The document assures us that it is "unlikely" such interventions will be unsuccessful. However, just in case, it also outlines Monitor's powers to appoint a 'trust special administrator' (TSA) for hospitals that actually go under. The TSA will talk to commissioning groups about the best way to keep services open, prepare a report, consult everyone you can think of (patients, staff, Health and Wellbeing Boards, the IRP, the Care Quality Commission, local healthwatch organisations and so on), and finally present their findings for Monitor's approval.

Given that we're meant to be moving into a brave new 'bottom up' NHS, you'll notice that all this puts rather a lot of power into the hands of Monitor. The regulator not only gets to decide which hospitals are most at risk, it also plays a major role in what happens to them once they fail. It is also empowered to work with the NHS Commissioning Board to agree an increase in the national tariff, to "recover any unavoidable additional costs of delivering services that need to be continued, where this would otherwise be uneconomic" (in effect, a subsidy).

That sounds a lot like telling the GP commissioning groups that they're paying more for services, like it or lump it.

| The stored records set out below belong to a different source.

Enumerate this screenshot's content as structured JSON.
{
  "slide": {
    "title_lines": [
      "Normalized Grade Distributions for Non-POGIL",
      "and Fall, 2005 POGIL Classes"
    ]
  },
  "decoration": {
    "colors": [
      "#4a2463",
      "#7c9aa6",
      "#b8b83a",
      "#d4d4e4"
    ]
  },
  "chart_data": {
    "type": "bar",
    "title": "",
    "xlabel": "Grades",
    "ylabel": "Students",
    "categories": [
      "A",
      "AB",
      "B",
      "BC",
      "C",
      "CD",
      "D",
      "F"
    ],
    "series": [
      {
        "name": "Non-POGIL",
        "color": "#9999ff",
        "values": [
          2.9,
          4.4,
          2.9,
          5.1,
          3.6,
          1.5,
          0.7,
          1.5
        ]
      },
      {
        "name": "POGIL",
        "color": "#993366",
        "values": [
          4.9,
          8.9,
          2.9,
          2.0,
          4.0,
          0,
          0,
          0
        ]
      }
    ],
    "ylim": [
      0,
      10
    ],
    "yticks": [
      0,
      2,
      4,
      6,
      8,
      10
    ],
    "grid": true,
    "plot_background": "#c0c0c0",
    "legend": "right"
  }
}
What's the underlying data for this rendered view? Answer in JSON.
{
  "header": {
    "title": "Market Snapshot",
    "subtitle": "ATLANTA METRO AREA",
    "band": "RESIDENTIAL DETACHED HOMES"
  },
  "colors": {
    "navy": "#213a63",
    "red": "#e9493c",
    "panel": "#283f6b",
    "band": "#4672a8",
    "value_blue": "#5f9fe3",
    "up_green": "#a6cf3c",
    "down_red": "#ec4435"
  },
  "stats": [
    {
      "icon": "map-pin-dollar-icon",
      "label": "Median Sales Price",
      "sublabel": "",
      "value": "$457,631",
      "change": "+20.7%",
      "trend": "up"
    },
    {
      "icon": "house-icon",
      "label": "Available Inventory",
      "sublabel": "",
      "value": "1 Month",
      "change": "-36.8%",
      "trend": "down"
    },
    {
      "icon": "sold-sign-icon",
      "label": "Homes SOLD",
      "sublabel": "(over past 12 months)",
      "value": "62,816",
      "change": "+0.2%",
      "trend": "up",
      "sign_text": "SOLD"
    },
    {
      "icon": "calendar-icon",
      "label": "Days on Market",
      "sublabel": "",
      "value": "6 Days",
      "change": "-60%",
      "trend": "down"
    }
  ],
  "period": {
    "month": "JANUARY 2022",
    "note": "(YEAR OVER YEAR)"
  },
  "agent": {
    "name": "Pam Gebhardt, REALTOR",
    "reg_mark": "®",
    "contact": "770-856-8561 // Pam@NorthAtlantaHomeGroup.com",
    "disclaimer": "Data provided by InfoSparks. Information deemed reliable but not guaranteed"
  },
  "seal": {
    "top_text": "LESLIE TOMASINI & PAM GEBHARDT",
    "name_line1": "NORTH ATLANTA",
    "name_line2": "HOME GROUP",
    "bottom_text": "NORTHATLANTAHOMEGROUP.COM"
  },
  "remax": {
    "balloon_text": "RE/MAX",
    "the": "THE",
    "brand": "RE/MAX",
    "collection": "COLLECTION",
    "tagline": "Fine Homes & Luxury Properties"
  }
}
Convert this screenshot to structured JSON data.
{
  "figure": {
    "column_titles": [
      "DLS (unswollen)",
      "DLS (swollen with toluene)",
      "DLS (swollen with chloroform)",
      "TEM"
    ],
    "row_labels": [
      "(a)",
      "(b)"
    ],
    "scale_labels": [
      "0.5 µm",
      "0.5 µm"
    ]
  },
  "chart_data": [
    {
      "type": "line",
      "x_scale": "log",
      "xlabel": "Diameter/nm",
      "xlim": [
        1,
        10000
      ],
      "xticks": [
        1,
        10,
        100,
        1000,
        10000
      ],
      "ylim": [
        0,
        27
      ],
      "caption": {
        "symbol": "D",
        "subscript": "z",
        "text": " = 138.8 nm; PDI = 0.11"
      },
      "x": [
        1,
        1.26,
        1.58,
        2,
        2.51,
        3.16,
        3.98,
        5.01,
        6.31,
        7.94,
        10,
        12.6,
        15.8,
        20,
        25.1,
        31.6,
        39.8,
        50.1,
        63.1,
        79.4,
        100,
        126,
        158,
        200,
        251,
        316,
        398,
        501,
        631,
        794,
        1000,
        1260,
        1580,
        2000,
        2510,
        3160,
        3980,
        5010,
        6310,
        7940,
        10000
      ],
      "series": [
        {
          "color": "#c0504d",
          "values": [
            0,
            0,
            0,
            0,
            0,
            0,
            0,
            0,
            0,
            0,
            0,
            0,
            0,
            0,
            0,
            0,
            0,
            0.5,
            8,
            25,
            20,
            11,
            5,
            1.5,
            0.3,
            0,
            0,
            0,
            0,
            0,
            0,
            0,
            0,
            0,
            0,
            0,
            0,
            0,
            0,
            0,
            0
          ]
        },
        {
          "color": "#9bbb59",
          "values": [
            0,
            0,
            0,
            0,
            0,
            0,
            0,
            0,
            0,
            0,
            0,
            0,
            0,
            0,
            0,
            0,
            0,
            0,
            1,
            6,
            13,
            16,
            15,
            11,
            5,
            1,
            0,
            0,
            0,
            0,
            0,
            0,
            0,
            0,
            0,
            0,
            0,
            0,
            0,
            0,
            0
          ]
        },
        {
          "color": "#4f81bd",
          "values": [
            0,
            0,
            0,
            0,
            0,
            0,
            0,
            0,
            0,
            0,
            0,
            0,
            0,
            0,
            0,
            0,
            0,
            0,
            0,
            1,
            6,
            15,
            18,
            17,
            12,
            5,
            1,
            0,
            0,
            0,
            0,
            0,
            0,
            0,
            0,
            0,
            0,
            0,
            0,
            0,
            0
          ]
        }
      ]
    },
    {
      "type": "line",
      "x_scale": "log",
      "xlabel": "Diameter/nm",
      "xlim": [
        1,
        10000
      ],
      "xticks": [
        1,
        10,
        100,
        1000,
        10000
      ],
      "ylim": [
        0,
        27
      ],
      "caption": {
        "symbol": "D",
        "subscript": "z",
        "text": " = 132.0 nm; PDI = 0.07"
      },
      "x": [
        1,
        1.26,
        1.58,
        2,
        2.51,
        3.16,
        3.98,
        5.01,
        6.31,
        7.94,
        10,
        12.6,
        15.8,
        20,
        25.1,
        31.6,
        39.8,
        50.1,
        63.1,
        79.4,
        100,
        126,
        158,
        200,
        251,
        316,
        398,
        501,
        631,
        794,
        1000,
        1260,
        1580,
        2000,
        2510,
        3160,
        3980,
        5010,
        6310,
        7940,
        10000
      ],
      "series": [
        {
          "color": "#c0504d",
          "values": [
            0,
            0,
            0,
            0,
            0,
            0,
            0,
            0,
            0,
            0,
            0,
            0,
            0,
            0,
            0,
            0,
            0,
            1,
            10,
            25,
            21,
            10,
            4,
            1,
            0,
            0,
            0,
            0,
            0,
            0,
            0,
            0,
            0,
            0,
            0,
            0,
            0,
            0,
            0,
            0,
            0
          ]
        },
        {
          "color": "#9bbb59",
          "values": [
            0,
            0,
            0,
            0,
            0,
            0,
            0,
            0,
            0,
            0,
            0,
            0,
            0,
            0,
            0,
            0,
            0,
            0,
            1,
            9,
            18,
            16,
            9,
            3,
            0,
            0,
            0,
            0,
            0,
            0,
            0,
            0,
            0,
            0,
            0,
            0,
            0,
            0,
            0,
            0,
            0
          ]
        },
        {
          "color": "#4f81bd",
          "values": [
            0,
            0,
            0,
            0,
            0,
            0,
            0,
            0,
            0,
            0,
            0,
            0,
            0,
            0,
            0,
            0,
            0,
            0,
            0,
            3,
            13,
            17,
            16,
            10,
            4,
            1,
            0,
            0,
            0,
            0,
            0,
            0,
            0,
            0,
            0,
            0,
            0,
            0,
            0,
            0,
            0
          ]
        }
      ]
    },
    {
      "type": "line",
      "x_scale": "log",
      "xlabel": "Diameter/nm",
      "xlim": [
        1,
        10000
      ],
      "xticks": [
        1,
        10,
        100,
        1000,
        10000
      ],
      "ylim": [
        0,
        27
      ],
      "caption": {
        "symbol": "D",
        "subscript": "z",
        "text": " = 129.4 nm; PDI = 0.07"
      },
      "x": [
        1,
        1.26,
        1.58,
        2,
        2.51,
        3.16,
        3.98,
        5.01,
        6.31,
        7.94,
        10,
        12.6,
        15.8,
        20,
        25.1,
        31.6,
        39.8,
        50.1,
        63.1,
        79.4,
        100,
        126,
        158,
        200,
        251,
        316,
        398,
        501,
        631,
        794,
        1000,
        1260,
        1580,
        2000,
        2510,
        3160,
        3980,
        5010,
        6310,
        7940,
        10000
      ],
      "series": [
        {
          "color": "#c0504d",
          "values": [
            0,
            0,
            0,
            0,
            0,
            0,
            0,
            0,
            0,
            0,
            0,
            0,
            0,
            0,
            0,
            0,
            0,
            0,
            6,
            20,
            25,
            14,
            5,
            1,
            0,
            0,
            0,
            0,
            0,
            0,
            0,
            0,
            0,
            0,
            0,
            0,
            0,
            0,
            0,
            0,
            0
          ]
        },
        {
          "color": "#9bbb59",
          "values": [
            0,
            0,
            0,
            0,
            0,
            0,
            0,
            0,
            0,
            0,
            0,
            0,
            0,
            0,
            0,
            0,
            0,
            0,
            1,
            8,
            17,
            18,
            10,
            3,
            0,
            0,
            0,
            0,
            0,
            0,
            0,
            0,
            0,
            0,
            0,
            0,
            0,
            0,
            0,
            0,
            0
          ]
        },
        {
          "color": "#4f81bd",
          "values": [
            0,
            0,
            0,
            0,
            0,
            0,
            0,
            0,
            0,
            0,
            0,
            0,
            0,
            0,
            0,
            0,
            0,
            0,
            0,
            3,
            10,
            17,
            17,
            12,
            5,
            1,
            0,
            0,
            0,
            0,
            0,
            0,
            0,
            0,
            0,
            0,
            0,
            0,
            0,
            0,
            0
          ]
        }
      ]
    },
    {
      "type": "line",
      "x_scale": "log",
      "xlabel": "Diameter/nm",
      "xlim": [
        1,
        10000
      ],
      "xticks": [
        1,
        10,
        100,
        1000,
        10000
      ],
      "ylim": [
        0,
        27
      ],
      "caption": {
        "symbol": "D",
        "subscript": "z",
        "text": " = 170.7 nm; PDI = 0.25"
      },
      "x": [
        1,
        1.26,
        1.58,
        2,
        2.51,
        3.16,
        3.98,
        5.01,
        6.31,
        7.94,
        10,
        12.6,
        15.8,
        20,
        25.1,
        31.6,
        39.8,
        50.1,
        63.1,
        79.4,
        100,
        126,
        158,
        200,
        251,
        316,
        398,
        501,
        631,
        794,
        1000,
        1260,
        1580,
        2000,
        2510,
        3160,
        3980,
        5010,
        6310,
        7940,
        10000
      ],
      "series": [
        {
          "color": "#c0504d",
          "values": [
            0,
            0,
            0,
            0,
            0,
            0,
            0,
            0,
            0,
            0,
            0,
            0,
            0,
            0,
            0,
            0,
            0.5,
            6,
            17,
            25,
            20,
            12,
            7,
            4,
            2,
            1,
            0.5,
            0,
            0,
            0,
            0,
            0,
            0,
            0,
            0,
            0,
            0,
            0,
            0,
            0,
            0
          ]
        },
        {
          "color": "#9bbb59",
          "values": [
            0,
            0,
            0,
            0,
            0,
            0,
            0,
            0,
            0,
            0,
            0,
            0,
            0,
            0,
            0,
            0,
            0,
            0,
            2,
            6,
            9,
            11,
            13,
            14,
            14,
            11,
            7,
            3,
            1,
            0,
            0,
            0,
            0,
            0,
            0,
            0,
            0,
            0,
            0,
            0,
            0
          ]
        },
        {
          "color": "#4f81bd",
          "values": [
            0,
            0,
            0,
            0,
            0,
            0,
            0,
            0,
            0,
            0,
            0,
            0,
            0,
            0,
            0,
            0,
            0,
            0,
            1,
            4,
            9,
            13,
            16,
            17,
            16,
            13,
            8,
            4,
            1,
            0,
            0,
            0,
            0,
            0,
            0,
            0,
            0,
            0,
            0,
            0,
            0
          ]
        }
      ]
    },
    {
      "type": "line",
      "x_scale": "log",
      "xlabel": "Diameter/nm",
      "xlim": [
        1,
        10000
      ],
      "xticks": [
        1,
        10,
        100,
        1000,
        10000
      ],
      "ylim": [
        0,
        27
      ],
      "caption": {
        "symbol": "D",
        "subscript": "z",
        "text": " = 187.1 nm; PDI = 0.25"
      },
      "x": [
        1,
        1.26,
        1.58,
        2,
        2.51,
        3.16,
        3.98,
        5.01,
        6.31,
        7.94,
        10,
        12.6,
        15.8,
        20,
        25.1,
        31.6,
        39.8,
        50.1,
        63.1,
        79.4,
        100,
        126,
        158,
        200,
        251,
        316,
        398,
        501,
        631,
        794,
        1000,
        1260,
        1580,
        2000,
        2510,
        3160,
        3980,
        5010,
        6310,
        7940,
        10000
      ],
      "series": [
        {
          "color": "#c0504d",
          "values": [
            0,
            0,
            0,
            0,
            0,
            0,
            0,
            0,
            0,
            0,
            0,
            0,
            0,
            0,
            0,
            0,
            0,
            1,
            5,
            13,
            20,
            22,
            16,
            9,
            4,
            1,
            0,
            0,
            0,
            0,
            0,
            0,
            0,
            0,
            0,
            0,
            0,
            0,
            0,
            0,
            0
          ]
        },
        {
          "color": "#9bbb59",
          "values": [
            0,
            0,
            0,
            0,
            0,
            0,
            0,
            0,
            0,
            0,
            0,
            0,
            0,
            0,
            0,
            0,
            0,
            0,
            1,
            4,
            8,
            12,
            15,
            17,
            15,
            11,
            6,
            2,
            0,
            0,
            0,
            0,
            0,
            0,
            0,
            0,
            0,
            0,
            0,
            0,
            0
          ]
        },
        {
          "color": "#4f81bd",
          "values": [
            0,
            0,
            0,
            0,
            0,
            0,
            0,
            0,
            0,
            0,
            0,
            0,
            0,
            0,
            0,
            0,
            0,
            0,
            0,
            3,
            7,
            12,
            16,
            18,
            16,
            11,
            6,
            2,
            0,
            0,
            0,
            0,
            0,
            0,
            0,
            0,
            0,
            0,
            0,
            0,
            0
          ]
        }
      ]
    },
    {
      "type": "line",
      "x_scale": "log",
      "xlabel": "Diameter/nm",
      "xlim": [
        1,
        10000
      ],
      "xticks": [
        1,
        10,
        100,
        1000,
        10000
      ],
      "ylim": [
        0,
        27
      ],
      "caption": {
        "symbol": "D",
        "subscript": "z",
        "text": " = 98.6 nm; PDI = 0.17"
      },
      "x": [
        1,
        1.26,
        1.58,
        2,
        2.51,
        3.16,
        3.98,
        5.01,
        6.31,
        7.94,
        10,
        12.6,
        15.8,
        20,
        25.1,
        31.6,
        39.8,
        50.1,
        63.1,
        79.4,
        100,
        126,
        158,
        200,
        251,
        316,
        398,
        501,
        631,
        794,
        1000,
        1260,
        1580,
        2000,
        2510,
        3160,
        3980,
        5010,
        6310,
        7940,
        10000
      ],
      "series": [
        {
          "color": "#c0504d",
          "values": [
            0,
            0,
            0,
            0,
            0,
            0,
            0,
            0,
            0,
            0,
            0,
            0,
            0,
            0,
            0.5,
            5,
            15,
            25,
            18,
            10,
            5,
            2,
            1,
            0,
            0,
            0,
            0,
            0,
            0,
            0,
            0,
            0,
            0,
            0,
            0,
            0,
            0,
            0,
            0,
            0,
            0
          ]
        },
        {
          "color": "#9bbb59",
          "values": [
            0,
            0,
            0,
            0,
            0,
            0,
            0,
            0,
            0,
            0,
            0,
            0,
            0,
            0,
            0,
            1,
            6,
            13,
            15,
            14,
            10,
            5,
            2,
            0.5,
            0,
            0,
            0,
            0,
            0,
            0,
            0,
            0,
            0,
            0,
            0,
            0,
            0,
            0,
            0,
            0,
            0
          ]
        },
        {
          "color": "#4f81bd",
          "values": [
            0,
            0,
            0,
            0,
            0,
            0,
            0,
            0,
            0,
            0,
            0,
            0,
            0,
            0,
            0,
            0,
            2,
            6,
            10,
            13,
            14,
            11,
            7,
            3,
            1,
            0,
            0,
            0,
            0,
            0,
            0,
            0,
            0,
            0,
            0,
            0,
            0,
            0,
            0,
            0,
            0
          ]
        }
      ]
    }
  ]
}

The revised plans seem to leave rather a lot of influence with the health secretary, too. True, the September draft of the plans revoke the minister's powers to de-authorise foundation trusts, effectively bringing them under central control again. But he or she does get a veto over whatever plans Monitor eventually comes up with. We're assured this would be used only in 'exceptional circumstances' – but the DH defines those circumstances as "where there was a failure to comply with due process or the proposals", or where plans "fail to secure access to services, or services of sufficient safety or quality or to provide value for money". That seems broad enough to encompass pretty much anything.

So when all is said and done, the power to decide which services should be rescued from failure seems to be largely in the hands of Whitehall and Westminster. So much for empowering commissioners.

The revised plans also seem to have quietly dropped the commitment to treat private providers and foundation trusts on equal terms. No longer will trusts be subject to insolvency law. Private hospitals, meanwhile, will be subject to a similar but separate failure regime ('health special administrators', rather than 'trust special administrators', fact fans).

All this smacks of a failure of nerve. The reforms are meant to move the health service from a political hot potato, micro-managed from Whitehall, to a depoliticised system where those at the front line drive change. Giving super-regulator Monitor the power to intervene to protect services, over the heads of commissioners, suggests a reinforcement of the command-and-control health economy Lansley was so keen to move away from.

This failure of nerve is likely to be expensive. DH documents, leaked last July to the Financial Times, put the cost of keeping non-viable hospitals open – the "inefficient hospital fund" – at around £500 million a year. The pro-market think tank Reform puts it even higher, and predicted in a recent report that, if the government doesn't grasp the nettle, that fund could add up to £8bn by 2013. That's money that could be spent on patient care.

On Chase Farm at least, Lansley is holding his nerve and doing what he thinks is right, rather than what is popular. But with that veto, he looks to effectively have left himself a way of fighting to keep failing services open, in the event that the political cost gets too high. That may be a loophole big enough to get a district general through.